BSW fordert Debatten mit der AfD und bricht politische Tabus vor Ost-Wahlen
Clara HartmannBSW fordert Debatten mit der AfD und bricht politische Tabus vor Ost-Wahlen
Das Bündnis Sahra Wagenknecht (BSW) fordert das Ende der politischen Brandmauer gegen die rechtspopulistische AfD. Gleichzeitig hat die Partei die AfD-Vorsitzende Alice Weidel zu zwei öffentlichen Debatten vor den anstehenden Landtagswahlen in Ostdeutschland herausgefordert.
Das BSW schlug zwei offene Diskussionen vor – eine in Magdeburg, eine in Schwerin –, die auf zentralen Plätzen in den ostdeutschen Bundesländern stattfinden sollen. Die Begründung: Sowohl das BSW als auch die AfD stünden in der Kritik des politischen Establishments, wenn auch aus unterschiedlichen Gründen.

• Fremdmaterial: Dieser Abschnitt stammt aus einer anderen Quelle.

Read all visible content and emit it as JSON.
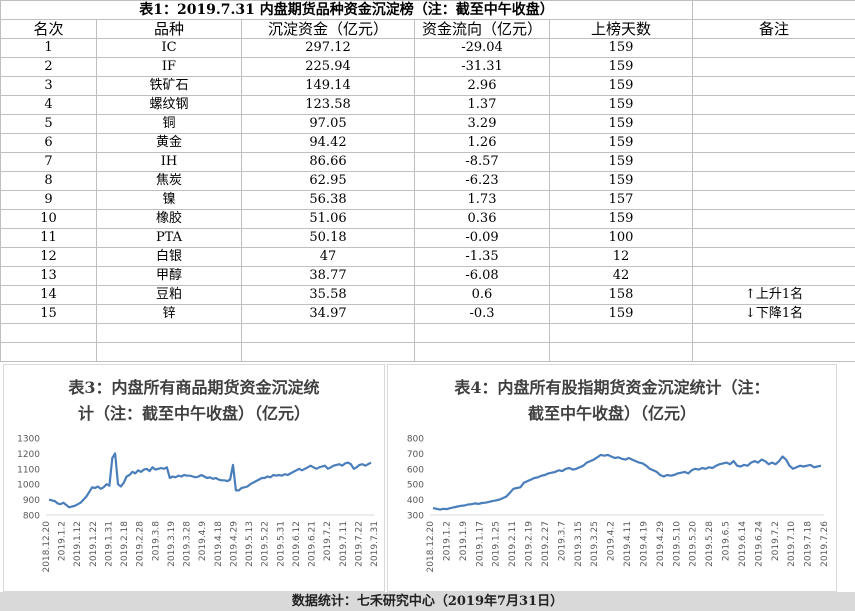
{
  "table": {
    "title": "表1：2019.7.31 内盘期货品种资金沉淀榜（注：截至中午收盘）",
    "headers": [
      "名次",
      "品种",
      "沉淀资金（亿元）",
      "资金流向（亿元）",
      "上榜天数",
      "备注"
    ],
    "rows": [
      [
        "1",
        "IC",
        "297.12",
        "-29.04",
        "159",
        ""
      ],
      [
        "2",
        "IF",
        "225.94",
        "-31.31",
        "159",
        ""
      ],
      [
        "3",
        "铁矿石",
        "149.14",
        "2.96",
        "159",
        ""
      ],
      [
        "4",
        "螺纹钢",
        "123.58",
        "1.37",
        "159",
        ""
      ],
      [
        "5",
        "铜",
        "97.05",
        "3.29",
        "159",
        ""
      ],
      [
        "6",
        "黄金",
        "94.42",
        "1.26",
        "159",
        ""
      ],
      [
        "7",
        "IH",
        "86.66",
        "-8.57",
        "159",
        ""
      ],
      [
        "8",
        "焦炭",
        "62.95",
        "-6.23",
        "159",
        ""
      ],
      [
        "9",
        "镍",
        "56.38",
        "1.73",
        "157",
        ""
      ],
      [
        "10",
        "橡胶",
        "51.06",
        "0.36",
        "159",
        ""
      ],
      [
        "11",
        "PTA",
        "50.18",
        "-0.09",
        "100",
        ""
      ],
      [
        "12",
        "白银",
        "47",
        "-1.35",
        "12",
        ""
      ],
      [
        "13",
        "甲醇",
        "38.77",
        "-6.08",
        "42",
        ""
      ],
      [
        "14",
        "豆粕",
        "35.58",
        "0.6",
        "158",
        "上升1名"
      ],
      [
        "15",
        "锌",
        "34.97",
        "-0.3",
        "159",
        "下降1名"
      ]
    ],
    "remark_arrows": {
      "up": "↑",
      "down": "↓"
    },
    "empty_rows": 2
  },
  "footer": "数据统计：七禾研究中心（2019年7月31日）",
  "chart_data": [
    {
      "type": "line",
      "title": "表3：内盘所有商品期货资金沉淀统计（注：截至中午收盘）（亿元）",
      "title_lines": [
        "表3：内盘所有商品期货资金沉淀统",
        "计（注：截至中午收盘）（亿元）"
      ],
      "ylim": [
        800,
        1300
      ],
      "yticks": [
        800,
        900,
        1000,
        1100,
        1200,
        1300
      ],
      "xticks": [
        "2018.12.20",
        "2019.1.2",
        "2019.1.12",
        "2019.1.22",
        "2019.1.31",
        "2019.2.18",
        "2019.2.28",
        "2019.3.8",
        "2019.3.19",
        "2019.3.28",
        "2019.4.9",
        "2019.4.18",
        "2019.4.29",
        "2019.5.13",
        "2019.5.22",
        "2019.5.31",
        "2019.6.12",
        "2019.6.21",
        "2019.7.2",
        "2019.7.11",
        "2019.7.22",
        "2019.7.31"
      ],
      "color": "#4a7ebb",
      "values": [
        900,
        895,
        890,
        875,
        870,
        880,
        865,
        850,
        855,
        860,
        870,
        880,
        900,
        920,
        950,
        980,
        975,
        985,
        970,
        980,
        1000,
        990,
        1170,
        1200,
        1000,
        985,
        1010,
        1050,
        1060,
        1080,
        1070,
        1090,
        1080,
        1095,
        1100,
        1085,
        1110,
        1095,
        1100,
        1105,
        1100,
        1110,
        1040,
        1050,
        1045,
        1055,
        1050,
        1060,
        1055,
        1055,
        1050,
        1045,
        1050,
        1060,
        1050,
        1040,
        1045,
        1035,
        1040,
        1030,
        1025,
        1025,
        1020,
        1030,
        1125,
        960,
        960,
        975,
        980,
        985,
        1000,
        1010,
        1020,
        1030,
        1040,
        1040,
        1050,
        1045,
        1060,
        1055,
        1060,
        1055,
        1065,
        1060,
        1070,
        1080,
        1090,
        1100,
        1090,
        1100,
        1110,
        1120,
        1110,
        1100,
        1110,
        1115,
        1120,
        1100,
        1110,
        1120,
        1125,
        1130,
        1120,
        1135,
        1140,
        1130,
        1100,
        1110,
        1125,
        1130,
        1120,
        1130,
        1140
      ]
    },
    {
      "type": "line",
      "title": "表4：内盘所有股指期货资金沉淀统计（注：截至中午收盘）（亿元）",
      "title_lines": [
        "表4：内盘所有股指期货资金沉淀统计（注：",
        "截至中午收盘）（亿元）"
      ],
      "ylim": [
        300,
        800
      ],
      "yticks": [
        300,
        400,
        500,
        600,
        700,
        800
      ],
      "xticks": [
        "2018.12.20",
        "2019.1.2",
        "2019.1.9",
        "2019.1.17",
        "2019.1.25",
        "2019.2.11",
        "2019.2.19",
        "2019.2.27",
        "2019.3.7",
        "2019.3.15",
        "2019.3.25",
        "2019.4.2",
        "2019.4.11",
        "2019.4.19",
        "2019.4.29",
        "2019.5.10",
        "2019.5.20",
        "2019.5.28",
        "2019.6.5",
        "2019.6.14",
        "2019.6.24",
        "2019.7.2",
        "2019.7.10",
        "2019.7.18",
        "2019.7.26"
      ],
      "color": "#4a7ebb",
      "values": [
        345,
        340,
        335,
        340,
        338,
        345,
        350,
        355,
        360,
        362,
        368,
        370,
        375,
        372,
        378,
        380,
        385,
        390,
        395,
        400,
        410,
        420,
        445,
        470,
        475,
        480,
        510,
        520,
        530,
        540,
        545,
        555,
        560,
        570,
        575,
        580,
        590,
        585,
        600,
        605,
        595,
        600,
        610,
        620,
        640,
        650,
        660,
        675,
        690,
        685,
        690,
        680,
        670,
        675,
        665,
        660,
        670,
        660,
        650,
        640,
        635,
        620,
        600,
        590,
        580,
        560,
        550,
        560,
        555,
        560,
        570,
        575,
        580,
        570,
        590,
        600,
        595,
        605,
        600,
        610,
        605,
        620,
        630,
        635,
        640,
        630,
        650,
        620,
        615,
        625,
        620,
        640,
        650,
        640,
        660,
        650,
        630,
        640,
        630,
        650,
        680,
        660,
        620,
        600,
        610,
        620,
        615,
        620,
        625,
        610,
        615,
        620
      ]
    }
  ]
}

Am 6. September wird in Sachsen-Anhalt ein neuer Landtag gewählt, am 20. September folgt Mecklenburg-Vorpommern. Umfragen deuten darauf hin, dass das BSW erstmals in den Schweriner Landtag einziehen könnte, während es in Magdeburg aktuell noch unter der Fünf-Prozent-Hürde liegt.
Das BSW betonte, dass die Aufhebung der Brandmauer keine Koalition mit der AfD bedeute. Stattdessen strebe man eine parlamentarische Zusammenarbeit an und wolle bei Bedarf mit AfD-Stimmen Mehrheiten sichern. Zudem fordert die Partei überparteiliche Ministerpräsidenten, die mit wechselnden Mehrheiten regieren – gegebenenfalls auch unter Einbeziehung der AfD.

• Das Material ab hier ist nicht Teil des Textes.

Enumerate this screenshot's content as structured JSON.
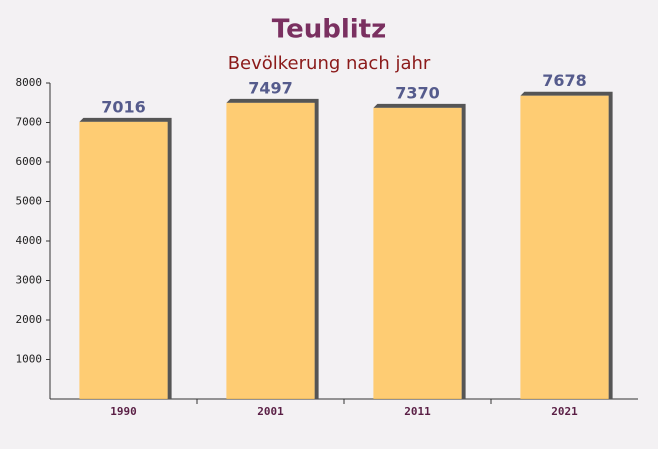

BSW-Gründerin Sahra Wagenknecht wirft den öffentlich-rechtlichen Sendern vor, ihre Partei in der Berichterstattung zu ignorieren. Das BSW werde in medialen Debatten „kaum überhaupt zu Wort“ kommen, kritisiert sie.
Mit den Vorstößen ändert das BSW seine Haltung zur AfD vor den anstehenden Wahlen. Die Partei will den politischen Dialog öffnen und gleichzeitig mehr Präsenz in der öffentlichen Diskussion erreichen. Ob die Strategie aufgeht, wird sich nach den September-Wahlen zeigen.